В вводной части своей статьи «Postulates for the Study of Language» Блумфилд стремится исключить психологию из научного обсуждения лингвистических проблем.
«...метод постулатов оказывает большую помощь в научных спорах потому, что он ограничивает наши формулировки определенной терминологией; в частности, он избавляет нас от дебатов по психологическим проблемам. ...Существование и взаимодействие социальных групп, объединенных языком, признает и психология, и антропология».
«Психология, в частности, дает нам такой ряд: на определенные стимулы (А) человек реагирует речью; его речь (В), в свою очередь, побуждает слушающих к известным реакциям (С). Благодаря наличию социального навыка, который каждый человек усваивает в детстве от взрослых, А—В—С тесно связаны. Внутри этого соотношения стимулы (А), которые вызывают акт речи, и реакции (С), которые являются результатом данного речевого акта, находятся в очень тесной связи, потому что каждый человек выступает попеременно и как говорящий, и как слушающий.

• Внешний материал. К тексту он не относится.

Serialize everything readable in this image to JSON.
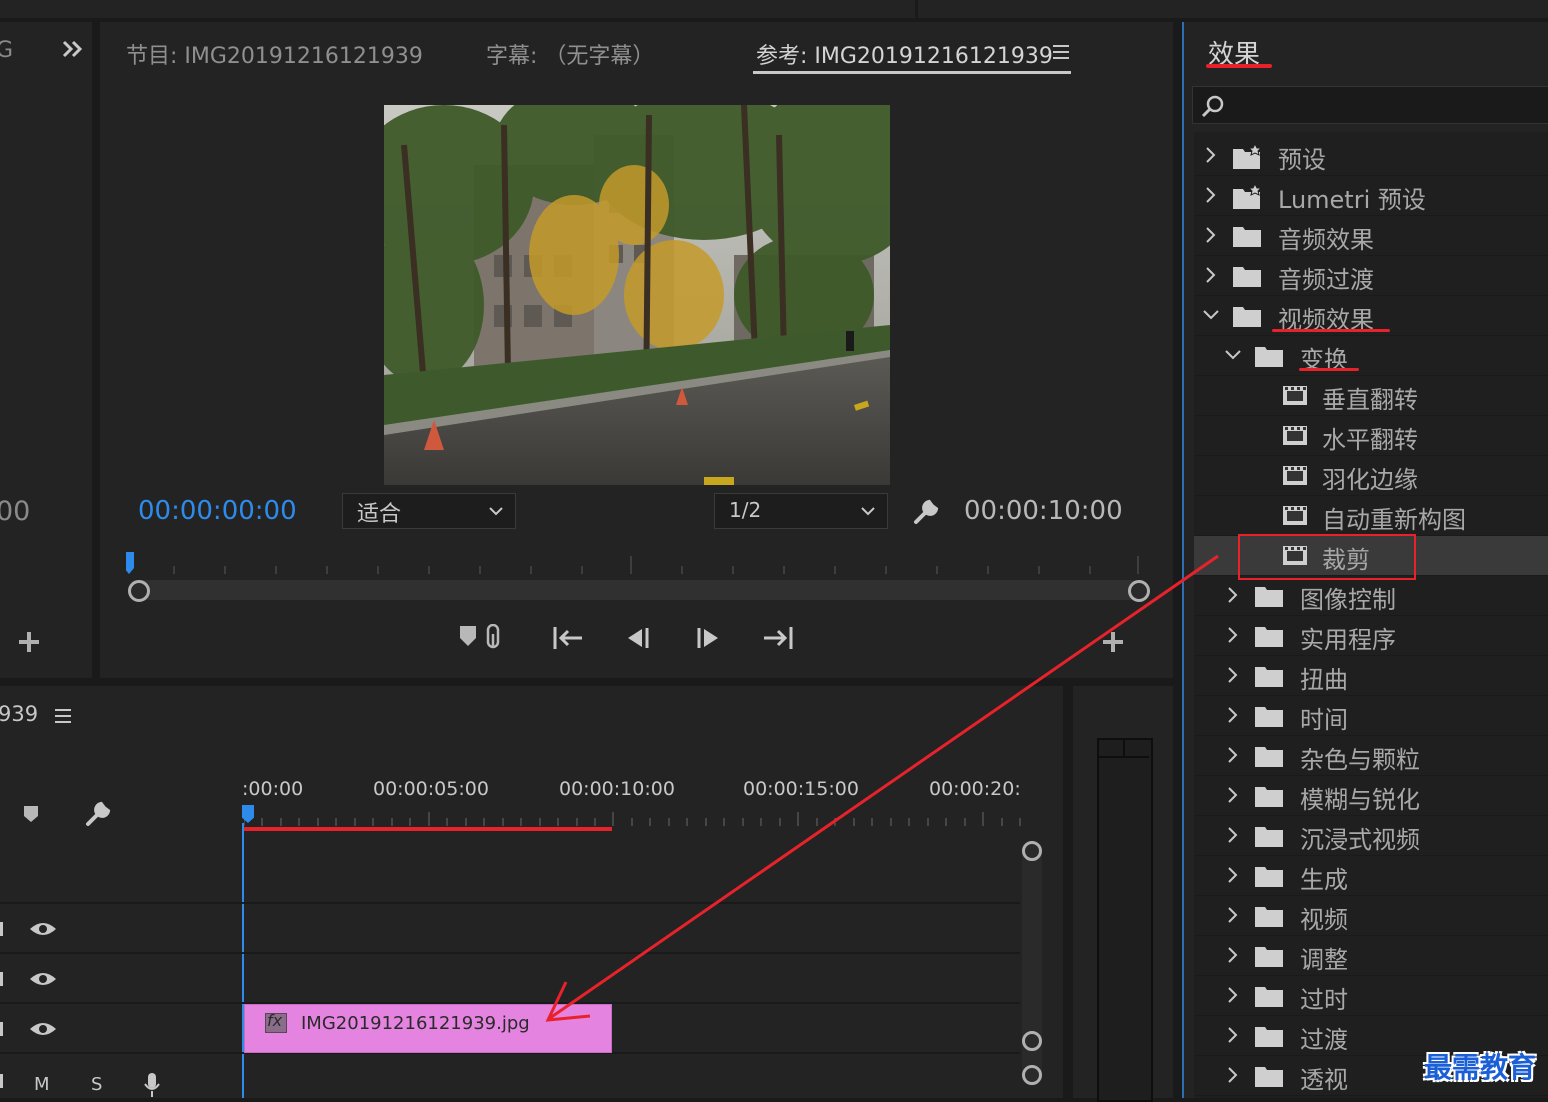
{
  "program_monitor": {
    "tabs": [
      {
        "label": "节目: IMG20191216121939"
      },
      {
        "label": "字幕: （无字幕）"
      },
      {
        "label": "参考: IMG20191216121939"
      }
    ],
    "left_panel_tab_fragment": "G",
    "left_timecode_fragment": "00",
    "current_timecode": "00:00:00:00",
    "fit_label": "适合",
    "resolution_label": "1/2",
    "duration_timecode": "00:00:10:00"
  },
  "timeline": {
    "sequence_name_fragment": "939",
    "ruler_labels": [
      ":00:00",
      "00:00:05:00",
      "00:00:10:00",
      "00:00:15:00",
      "00:00:20:"
    ],
    "clip_name": "IMG20191216121939.jpg",
    "clip_color": "#e584e0",
    "fx_badge": "fx",
    "track_buttons": {
      "m": "M",
      "s": "S"
    }
  },
  "effects_panel": {
    "title": "效果",
    "search_placeholder": "",
    "items": [
      {
        "label": "预设",
        "icon": "preset-folder-icon",
        "expanded": false,
        "level": 0
      },
      {
        "label": "Lumetri 预设",
        "icon": "preset-folder-icon",
        "expanded": false,
        "level": 0
      },
      {
        "label": "音频效果",
        "icon": "folder-icon",
        "expanded": false,
        "level": 0
      },
      {
        "label": "音频过渡",
        "icon": "folder-icon",
        "expanded": false,
        "level": 0
      },
      {
        "label": "视频效果",
        "icon": "folder-icon",
        "expanded": true,
        "level": 0
      },
      {
        "label": "变换",
        "icon": "folder-icon",
        "expanded": true,
        "level": 1
      },
      {
        "label": "垂直翻转",
        "icon": "effect-icon",
        "level": 2
      },
      {
        "label": "水平翻转",
        "icon": "effect-icon",
        "level": 2
      },
      {
        "label": "羽化边缘",
        "icon": "effect-icon",
        "level": 2
      },
      {
        "label": "自动重新构图",
        "icon": "effect-icon",
        "level": 2
      },
      {
        "label": "裁剪",
        "icon": "effect-icon",
        "level": 2,
        "selected": true
      },
      {
        "label": "图像控制",
        "icon": "folder-icon",
        "expanded": false,
        "level": 1
      },
      {
        "label": "实用程序",
        "icon": "folder-icon",
        "expanded": false,
        "level": 1
      },
      {
        "label": "扭曲",
        "icon": "folder-icon",
        "expanded": false,
        "level": 1
      },
      {
        "label": "时间",
        "icon": "folder-icon",
        "expanded": false,
        "level": 1
      },
      {
        "label": "杂色与颗粒",
        "icon": "folder-icon",
        "expanded": false,
        "level": 1
      },
      {
        "label": "模糊与锐化",
        "icon": "folder-icon",
        "expanded": false,
        "level": 1
      },
      {
        "label": "沉浸式视频",
        "icon": "folder-icon",
        "expanded": false,
        "level": 1
      },
      {
        "label": "生成",
        "icon": "folder-icon",
        "expanded": false,
        "level": 1
      },
      {
        "label": "视频",
        "icon": "folder-icon",
        "expanded": false,
        "level": 1
      },
      {
        "label": "调整",
        "icon": "folder-icon",
        "expanded": false,
        "level": 1
      },
      {
        "label": "过时",
        "icon": "folder-icon",
        "expanded": false,
        "level": 1
      },
      {
        "label": "过渡",
        "icon": "folder-icon",
        "expanded": false,
        "level": 1
      },
      {
        "label": "透视",
        "icon": "folder-icon",
        "expanded": false,
        "level": 1
      }
    ]
  },
  "watermark": {
    "text": "最需教育"
  },
  "colors": {
    "accent_blue": "#2d8ceb",
    "annotation_red": "#e8222b",
    "panel_bg": "#232323",
    "selected_row": "#3a3a3a"
  }
}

Поэтому мы вправе без дальнейшего обсуждения говорить о звуковых явлениях, или звуках (В) речи, и о явлениях речи, связанных со стимулами-реакциями (А—С)»[180].Иными словами, для Блумфилда характерно не то, что языковые явления интерпретируются или классифицируются им в терминах бихевиористской психологии. Напротив, он настаивает на исключении «психологии» вообще при научном изучении языка. Лингвистика может существовать как наука независимо от какой бы то ни было психологической теории; но научная психология (так же как другие науки, изучающие человека) не должна забывать о языке.
2) Некоторые утверждают, что «Блумфилд предпочитал описывать речевой акт исключительно в терминах стимулов и ответных реакций (курсив мой.— Ч. Ф.), обозначая посредством цепочки индексов S—г — s—R тот факт, что стимул S (языковой или неязыковой, безразлично) вызывает у говорящего речевую реакцию (г), которая в свою очередь играет роль языкового стимула (s), воздействующего на слушающего и вызывающего у него реакцию (R), возможно, также речь или какой-то поступок, не связанный с речью»[181]. Однако подобные утверждения не дают, разумеется, сколько-нибудь удовлетворительного представления о позиции Блумфилда. И дело не изменится, если мы добавим следующие два предложения: «связь между неязыковым стимулом и ответной реакцией в виде «поступка» может быть опосредована многими сменами речевых актов. Мы замечаем, таким образом, отсутствие какого бы то ни было упоминания о сознании или мышлении, что согласуется с общими взглядами Блумфилда».
Блумфилд действительно использует формулу S —г — s — R, так же как термины стимул и ответная реакция, но совсем не для того, чтобы «описать» акт речи. Он пользуется этой формулой скорее для того, чтобы проиллюстрировать функцию языка в обществе — показать, что «язык позволяет вызвать реакцию (R) у одного человека, хотя стимул (S) был получен другим»[182]. Приводимое ниже высказывание самого Блумфилда, относящееся к 1927 г., характеризует в общих чертах явления, из которых складывается акт речи.
«Для лингвиста, заинтересованного в выяснении научных возможностей своего метода, неприемлема никакая психологическая теория, которая пытается на основе индивидуальной психологии объяснять явления, исторически связанные, как известно лингвисту, с той или иной социальной группой. Для лингвиста акт речи представляет собой результат явлений, которые можно сгруппировать следующим образом:
1. Обстоятельства данного конкретного случая.
а. Физический стимул.
б. Сугубо индивидуальное состояние говорящего в данный момент.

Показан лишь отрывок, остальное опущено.